All of this being printed, in 1922, less than a century after General Jackson had extinguished the American national debt. Well, now wouldn't it be more intelligent of the American people, or at least the American intellengentsia, to realize what was implied by Jackson and Van Buren in extinguishing the national debt as well as showin' a more active interest in political and/or economic programs, published during our present life times?
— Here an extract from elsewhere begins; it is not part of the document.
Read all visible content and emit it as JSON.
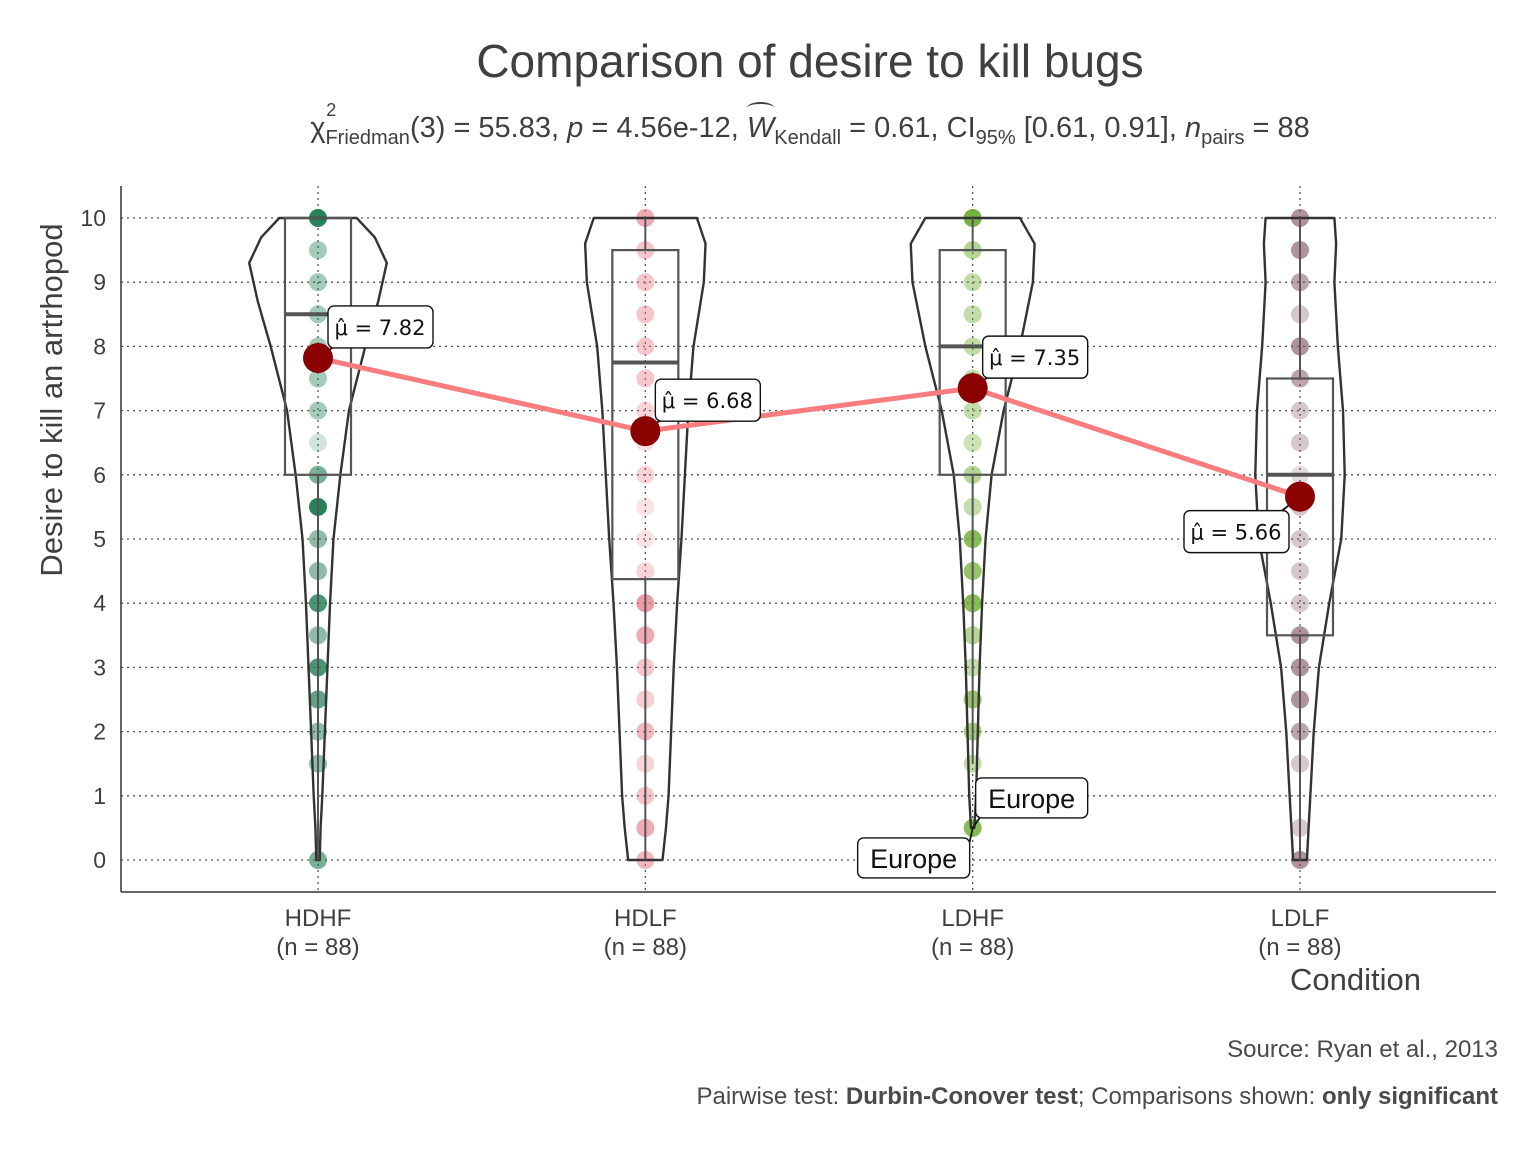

I am not saying the U. S. could or should return to the rusticity of the Jacksonian era. I am saying, and repeatin' that it is a shameful, and ALSO dangerous thing to be bone ignorant, ham ignorant, ignorant to the point of squalor of so much that was known to Jackson, and Taylor; to be complete acephalous asses on so many matter wherein our great grand fathers showed a most laudible horsesense. You can not get all American history from one volume. Woodward's A New American History is an admirable introduction. It is better reading after you have
? digested Brooks Adams taking the grand, but inhuman sweep, seeing ideas, and material forces. Woodward realizin' as Voltaire had realized that ideas and forces move and are moved by human beings, each with his own quirks, kinks and limitations.
I think Woodward underestimates the Adamses and Van Buren. I also think he would be a good check on anyone who, like myself, tends preponderantly to see a man's aim, his idea, and what might have been. Seeing the reasons why certain ideas have not fully gone into action, or have not attained their completion as custom, as law, as event.